Case study: The US limits China's access to chip technology
In October 2022, the Biden administration introduced export controls to limit China’s access to advanced US semiconductors and technologies, aiming to maintain US technological superiority and address security concerns. These controls, targeting areas such as advanced chips and supercomputer components, were tightened in 2023.
This law allows the US to sanction any company that sells this technology to China. Japan and the Netherlands, also major chip-making countries, joined this restriction, forming a structure that limits China’s technological growth. Their close ties to the US for security, along with many financial connections, influenced this decision, even though China is Japan’s top trading partner. This example illustrates how structural power interconnects and creates a power dynamic that restricts China's access to chip-making technology.
In the early 2000s, integrating China into the global community was viewed as a smart choice. Both the Bill Clinton and George W. Bush administrations supported this idea, believing that connecting China’s economy to the world would lead to stability and shared benefits. However, this did not result in the expected push towards democracy in China. Instead, China has taken advantage of its economic ties to enhance its military through a strategy called “Military-Civil Fusion,” which uses technology from civilian sectors, much of it provided by US partners. As a result, many now view the technological relationship with China as a risk. At the same time, the United States has recognised opportunities to turn this interdependence to its strategic advantage against China.
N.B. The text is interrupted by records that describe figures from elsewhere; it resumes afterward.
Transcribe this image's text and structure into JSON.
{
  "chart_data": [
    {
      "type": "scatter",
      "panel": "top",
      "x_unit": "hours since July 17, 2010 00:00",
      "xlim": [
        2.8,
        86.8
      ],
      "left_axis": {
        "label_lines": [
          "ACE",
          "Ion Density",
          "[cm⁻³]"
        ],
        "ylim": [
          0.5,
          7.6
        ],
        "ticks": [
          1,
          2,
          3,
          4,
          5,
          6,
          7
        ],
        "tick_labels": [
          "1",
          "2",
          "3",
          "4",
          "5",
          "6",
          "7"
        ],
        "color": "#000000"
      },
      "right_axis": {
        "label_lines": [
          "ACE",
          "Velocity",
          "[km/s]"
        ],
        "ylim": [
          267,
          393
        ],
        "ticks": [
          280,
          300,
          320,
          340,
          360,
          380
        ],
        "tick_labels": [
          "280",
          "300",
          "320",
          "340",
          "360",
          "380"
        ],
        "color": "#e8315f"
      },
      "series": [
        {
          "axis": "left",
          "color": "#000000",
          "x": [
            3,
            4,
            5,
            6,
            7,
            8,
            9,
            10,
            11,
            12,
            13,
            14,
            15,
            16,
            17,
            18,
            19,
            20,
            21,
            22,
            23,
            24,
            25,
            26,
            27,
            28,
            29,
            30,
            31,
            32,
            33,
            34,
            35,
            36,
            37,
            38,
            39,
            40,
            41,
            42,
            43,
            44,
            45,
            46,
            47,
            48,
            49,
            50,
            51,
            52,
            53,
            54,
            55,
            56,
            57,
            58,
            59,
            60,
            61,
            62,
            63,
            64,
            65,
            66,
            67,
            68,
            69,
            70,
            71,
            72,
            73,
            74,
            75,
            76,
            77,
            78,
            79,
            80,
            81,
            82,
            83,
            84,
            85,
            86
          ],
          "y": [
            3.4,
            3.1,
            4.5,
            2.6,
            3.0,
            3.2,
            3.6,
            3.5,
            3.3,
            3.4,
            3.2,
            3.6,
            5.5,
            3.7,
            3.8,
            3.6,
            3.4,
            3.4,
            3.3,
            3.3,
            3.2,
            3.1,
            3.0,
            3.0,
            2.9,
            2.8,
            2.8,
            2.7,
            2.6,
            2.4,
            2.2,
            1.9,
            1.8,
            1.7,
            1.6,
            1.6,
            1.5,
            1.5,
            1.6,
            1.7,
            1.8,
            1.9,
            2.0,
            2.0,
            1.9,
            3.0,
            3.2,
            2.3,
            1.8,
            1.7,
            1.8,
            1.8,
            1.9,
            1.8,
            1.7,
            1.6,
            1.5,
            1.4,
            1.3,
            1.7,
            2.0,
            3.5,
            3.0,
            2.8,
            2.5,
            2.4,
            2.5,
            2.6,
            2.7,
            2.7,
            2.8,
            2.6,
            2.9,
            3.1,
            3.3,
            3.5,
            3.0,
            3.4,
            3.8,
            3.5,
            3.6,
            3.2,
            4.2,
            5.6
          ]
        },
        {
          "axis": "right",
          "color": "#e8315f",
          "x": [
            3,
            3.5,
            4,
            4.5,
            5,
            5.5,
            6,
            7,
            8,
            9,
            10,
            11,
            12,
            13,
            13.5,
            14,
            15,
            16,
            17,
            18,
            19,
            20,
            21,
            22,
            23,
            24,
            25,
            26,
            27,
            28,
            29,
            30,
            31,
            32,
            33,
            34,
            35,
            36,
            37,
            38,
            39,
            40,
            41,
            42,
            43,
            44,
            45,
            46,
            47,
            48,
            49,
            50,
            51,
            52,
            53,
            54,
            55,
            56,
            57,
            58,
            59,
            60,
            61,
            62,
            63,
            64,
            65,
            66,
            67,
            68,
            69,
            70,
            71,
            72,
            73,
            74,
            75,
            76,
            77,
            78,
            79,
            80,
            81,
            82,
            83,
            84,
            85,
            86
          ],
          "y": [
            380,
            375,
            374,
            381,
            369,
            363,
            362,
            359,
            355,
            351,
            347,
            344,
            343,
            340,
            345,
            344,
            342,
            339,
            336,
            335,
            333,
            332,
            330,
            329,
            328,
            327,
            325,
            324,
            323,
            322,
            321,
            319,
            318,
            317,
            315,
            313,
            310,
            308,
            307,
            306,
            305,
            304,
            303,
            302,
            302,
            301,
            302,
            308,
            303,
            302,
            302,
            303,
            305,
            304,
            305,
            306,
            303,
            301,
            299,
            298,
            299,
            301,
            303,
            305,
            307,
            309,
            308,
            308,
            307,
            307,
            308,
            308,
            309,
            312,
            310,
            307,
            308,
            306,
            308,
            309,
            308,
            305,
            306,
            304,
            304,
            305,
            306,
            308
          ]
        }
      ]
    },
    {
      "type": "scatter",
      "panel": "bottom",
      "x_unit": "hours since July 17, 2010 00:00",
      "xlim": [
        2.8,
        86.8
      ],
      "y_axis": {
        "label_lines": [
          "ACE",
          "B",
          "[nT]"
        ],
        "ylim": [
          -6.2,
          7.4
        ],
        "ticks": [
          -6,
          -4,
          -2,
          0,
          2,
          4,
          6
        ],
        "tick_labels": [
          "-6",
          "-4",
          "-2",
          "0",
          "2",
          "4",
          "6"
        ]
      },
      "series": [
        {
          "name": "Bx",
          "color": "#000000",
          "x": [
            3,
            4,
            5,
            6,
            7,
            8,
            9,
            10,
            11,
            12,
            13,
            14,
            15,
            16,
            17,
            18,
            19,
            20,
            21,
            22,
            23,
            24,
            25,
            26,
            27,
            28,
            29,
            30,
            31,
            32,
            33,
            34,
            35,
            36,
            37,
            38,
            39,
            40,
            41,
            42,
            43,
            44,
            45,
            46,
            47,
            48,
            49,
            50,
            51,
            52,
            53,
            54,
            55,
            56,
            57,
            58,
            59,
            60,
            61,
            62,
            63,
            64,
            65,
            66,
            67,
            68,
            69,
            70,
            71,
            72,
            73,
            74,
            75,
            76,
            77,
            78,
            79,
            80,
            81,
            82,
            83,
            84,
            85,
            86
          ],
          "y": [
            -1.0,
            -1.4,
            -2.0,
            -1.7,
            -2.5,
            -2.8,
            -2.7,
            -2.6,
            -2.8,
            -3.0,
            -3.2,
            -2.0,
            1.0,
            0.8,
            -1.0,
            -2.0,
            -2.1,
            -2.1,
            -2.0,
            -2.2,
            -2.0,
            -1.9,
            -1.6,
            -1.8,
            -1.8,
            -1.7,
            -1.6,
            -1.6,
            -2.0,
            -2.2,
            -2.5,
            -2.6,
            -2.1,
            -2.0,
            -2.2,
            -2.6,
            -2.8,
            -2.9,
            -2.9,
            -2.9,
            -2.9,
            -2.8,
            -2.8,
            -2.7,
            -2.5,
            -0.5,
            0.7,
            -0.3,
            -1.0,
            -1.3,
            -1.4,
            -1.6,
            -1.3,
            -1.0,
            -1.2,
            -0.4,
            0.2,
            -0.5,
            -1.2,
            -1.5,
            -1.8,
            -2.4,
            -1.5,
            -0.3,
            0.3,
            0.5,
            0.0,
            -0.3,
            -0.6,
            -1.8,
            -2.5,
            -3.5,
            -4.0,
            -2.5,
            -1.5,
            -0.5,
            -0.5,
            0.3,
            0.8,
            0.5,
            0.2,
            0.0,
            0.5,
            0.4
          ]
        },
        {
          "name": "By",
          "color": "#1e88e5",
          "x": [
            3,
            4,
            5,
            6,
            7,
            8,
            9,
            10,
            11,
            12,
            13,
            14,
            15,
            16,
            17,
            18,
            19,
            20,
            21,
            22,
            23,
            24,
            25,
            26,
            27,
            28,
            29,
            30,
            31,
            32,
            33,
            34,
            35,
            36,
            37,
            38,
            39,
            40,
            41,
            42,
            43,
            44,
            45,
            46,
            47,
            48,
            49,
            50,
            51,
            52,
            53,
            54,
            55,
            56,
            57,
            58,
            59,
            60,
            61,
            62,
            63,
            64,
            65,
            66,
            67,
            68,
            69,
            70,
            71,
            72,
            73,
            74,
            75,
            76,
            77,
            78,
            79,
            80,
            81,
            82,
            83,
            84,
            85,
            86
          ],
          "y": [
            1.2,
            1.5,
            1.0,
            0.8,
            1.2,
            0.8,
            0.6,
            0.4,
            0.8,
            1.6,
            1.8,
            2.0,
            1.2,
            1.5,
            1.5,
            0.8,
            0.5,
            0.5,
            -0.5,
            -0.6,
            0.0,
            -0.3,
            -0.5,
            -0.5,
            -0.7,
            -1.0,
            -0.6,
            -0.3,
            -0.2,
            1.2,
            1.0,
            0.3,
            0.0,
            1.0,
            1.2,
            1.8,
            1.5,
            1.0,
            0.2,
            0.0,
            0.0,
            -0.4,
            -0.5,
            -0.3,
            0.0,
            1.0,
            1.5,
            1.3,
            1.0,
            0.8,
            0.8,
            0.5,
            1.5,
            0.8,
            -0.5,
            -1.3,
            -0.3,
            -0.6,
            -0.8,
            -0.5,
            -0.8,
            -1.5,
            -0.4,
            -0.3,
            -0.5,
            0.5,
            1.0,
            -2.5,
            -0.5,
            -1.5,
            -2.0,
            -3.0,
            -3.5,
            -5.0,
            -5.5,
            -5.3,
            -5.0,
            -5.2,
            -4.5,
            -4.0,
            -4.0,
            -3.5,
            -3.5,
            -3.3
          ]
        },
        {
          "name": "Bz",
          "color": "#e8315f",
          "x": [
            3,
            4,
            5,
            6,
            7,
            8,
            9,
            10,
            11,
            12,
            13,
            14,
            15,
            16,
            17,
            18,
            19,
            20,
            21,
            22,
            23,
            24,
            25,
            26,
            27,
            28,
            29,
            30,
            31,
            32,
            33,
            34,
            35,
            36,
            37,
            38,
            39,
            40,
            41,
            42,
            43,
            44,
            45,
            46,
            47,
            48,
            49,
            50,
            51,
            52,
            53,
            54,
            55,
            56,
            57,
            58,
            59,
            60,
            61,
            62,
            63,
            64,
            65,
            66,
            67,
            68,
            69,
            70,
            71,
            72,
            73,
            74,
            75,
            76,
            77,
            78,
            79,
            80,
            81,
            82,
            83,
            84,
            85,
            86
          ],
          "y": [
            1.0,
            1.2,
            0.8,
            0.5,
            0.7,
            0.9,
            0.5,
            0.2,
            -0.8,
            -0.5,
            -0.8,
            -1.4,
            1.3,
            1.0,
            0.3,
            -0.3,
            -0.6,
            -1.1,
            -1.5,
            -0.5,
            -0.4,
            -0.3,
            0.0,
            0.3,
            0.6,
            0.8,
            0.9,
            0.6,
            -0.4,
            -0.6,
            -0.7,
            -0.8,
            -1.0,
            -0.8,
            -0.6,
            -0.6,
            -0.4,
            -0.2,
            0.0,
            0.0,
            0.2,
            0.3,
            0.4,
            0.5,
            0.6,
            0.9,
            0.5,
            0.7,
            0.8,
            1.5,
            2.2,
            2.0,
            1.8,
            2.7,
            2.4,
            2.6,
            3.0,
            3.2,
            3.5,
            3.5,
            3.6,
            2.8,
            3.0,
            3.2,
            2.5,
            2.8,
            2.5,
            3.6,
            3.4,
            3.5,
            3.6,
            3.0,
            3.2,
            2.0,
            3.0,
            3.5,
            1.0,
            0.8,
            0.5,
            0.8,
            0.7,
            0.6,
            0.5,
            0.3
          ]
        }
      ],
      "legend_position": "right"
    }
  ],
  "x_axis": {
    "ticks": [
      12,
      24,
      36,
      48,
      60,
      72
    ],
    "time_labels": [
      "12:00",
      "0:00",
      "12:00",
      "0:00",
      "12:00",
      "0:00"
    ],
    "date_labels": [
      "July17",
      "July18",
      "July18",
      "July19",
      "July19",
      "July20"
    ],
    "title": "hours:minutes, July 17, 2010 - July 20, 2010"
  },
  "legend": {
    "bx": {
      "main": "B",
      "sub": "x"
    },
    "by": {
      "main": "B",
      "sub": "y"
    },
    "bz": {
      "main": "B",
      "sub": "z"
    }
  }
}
The move represents a clear flexing of U.S. muscle in its competition with China, with analysts saying it amounts to a new strategy of high-tech containment.
Although the United States and China are economically linked, they each have different strengths. The United States is taking advantage of these differences by controlling important points in the semiconductor industry, where it holds a strong position. With the US and its allies producing over 90 percent of the world's semiconductor equipment, China relies heavily on foreign suppliers for chips. The Biden administration is using this control to slow China’s chip industry, especially in the area of artificial intelligence. They are focusing on key supply chain areas, such as lithography equipment from the Dutch firm ASML and advanced AI chips, aiming to restrict specific sectors while trying to limit wider economic impacts.